Tuttavia mi sembra anche che qui in Italia, per fortuna, qualche “rivoluzionaria” ci sia. Ci sono le sorelle Elena e Maria Chiara Paolini, due attiviste con disabilità meglio note come Witty Wheels, che, tra le altre cose, scrivono libri sull’abilismo con sguardo femminile, fanno formazione ovunque, usano bene i social, gestiscono un gruppo di confronto e condivisione tra parsone con disabilità che si chiama Tè, biscotti e abilismo.
Poi ci sono Marta Migliosi e Asya Bellia, altre due attiviste con disabilità, che in modo franco, diretto e competente, utilizzando come strumento due lettere aperte, sono riuscite a coinvolgere il movimento femminista e transfemminista Non Una Di Meno in un confronto politico – e dunque non meramente formale – sui temi dell’accessibilità alle persone con disabilità delle manifestazioni pubbliche e del femminismo intersezionale (se ne legga a questo link e nei testi segnalati a margine).

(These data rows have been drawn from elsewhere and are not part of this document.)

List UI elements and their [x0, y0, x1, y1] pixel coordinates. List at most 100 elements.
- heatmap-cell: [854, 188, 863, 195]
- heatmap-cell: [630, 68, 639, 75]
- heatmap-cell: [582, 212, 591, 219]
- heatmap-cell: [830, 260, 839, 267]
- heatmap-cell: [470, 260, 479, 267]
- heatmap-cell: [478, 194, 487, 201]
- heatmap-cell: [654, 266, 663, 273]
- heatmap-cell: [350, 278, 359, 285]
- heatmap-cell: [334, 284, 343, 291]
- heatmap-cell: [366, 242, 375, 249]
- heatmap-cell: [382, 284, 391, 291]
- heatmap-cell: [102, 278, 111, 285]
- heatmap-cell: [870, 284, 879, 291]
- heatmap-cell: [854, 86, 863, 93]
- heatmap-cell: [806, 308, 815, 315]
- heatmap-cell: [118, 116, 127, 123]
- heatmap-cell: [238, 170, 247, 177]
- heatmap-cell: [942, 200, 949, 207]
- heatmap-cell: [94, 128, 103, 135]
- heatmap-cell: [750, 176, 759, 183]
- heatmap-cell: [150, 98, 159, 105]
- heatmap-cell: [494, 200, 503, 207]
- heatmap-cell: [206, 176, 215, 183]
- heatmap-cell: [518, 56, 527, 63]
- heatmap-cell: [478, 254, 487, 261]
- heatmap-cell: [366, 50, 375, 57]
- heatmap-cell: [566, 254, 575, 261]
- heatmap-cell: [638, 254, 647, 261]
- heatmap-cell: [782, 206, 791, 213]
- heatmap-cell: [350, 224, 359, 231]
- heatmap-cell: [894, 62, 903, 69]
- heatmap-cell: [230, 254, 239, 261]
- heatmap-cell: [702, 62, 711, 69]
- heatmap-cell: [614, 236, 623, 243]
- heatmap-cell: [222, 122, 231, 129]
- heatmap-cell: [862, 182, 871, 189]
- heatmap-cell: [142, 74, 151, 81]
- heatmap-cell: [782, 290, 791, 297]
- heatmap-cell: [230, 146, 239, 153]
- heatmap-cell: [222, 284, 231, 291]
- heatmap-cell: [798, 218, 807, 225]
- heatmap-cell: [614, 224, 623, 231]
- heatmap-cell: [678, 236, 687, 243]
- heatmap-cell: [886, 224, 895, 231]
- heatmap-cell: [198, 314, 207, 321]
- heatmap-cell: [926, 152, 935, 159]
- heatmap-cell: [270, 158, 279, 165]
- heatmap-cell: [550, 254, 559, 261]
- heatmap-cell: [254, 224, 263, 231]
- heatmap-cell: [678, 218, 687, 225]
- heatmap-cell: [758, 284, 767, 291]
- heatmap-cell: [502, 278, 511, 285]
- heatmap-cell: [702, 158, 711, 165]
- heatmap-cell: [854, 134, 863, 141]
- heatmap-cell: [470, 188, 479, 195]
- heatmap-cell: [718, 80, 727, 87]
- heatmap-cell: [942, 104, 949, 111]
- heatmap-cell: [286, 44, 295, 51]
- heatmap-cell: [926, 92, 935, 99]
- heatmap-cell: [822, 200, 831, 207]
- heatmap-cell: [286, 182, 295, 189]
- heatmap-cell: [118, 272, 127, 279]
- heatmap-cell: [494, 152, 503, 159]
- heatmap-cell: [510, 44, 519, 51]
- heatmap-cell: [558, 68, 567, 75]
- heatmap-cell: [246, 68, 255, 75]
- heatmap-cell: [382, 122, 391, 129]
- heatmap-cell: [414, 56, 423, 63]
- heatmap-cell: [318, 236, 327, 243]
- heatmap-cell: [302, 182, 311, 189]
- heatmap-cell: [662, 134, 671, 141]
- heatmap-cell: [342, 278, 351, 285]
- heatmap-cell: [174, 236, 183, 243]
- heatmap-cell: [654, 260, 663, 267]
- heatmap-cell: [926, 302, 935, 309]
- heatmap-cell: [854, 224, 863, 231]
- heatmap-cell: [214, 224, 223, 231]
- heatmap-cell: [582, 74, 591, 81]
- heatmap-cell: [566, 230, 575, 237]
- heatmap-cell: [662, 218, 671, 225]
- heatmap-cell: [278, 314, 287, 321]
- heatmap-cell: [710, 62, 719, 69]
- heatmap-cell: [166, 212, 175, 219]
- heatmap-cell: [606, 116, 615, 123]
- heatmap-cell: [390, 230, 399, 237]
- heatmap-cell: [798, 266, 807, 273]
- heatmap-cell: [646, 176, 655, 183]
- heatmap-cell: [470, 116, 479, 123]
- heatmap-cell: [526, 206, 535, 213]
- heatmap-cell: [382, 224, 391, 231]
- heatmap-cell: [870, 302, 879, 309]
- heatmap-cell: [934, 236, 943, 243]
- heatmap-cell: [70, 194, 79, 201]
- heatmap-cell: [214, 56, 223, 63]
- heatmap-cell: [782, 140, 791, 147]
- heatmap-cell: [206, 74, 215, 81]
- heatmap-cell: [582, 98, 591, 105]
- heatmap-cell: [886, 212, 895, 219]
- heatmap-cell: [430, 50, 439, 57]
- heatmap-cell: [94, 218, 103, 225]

Tra le donne “rivoluzionarie” annovero anche quelle dell’Associazione DisabilmenteMamme: infatti, si deve alla loro intraprendenza e perseveranza se, ad esempio, alla Camera dei Deputati è stata presentata una Proposta di Legge che mira ad introdurre misure a sostegno delle madri con disabilità (se ne legga a questo link).
Cosa hanno in comune queste donne? Una visione e la voglia di realizzarla. Ma queste donne potrebbero fare ciò che fanno se fossero inquadrate nelle strutture e nelle prassi rigide e anacronistiche che ancora si trovano in molte, anche se non in tutte, le organizzazioni di persone con disabilità italiane? Onestamente non riesco a trovare nemmeno mezzo motivo per cui costoro dovrebbero accettare di lavorare in simili condizioni.
Se dunque sia le strutture che le prassi tuttora in essere non riescono a far emergere le istanze delle donne con disabilità (se ne legga a questo link), forse quelle strutture e quelle prassi andrebbero ripensate. A me sembra che sia esattamente questa una delle questioni più urgenti poste dal Terzo Manifesto del Forum Europeo sulla Disabilità.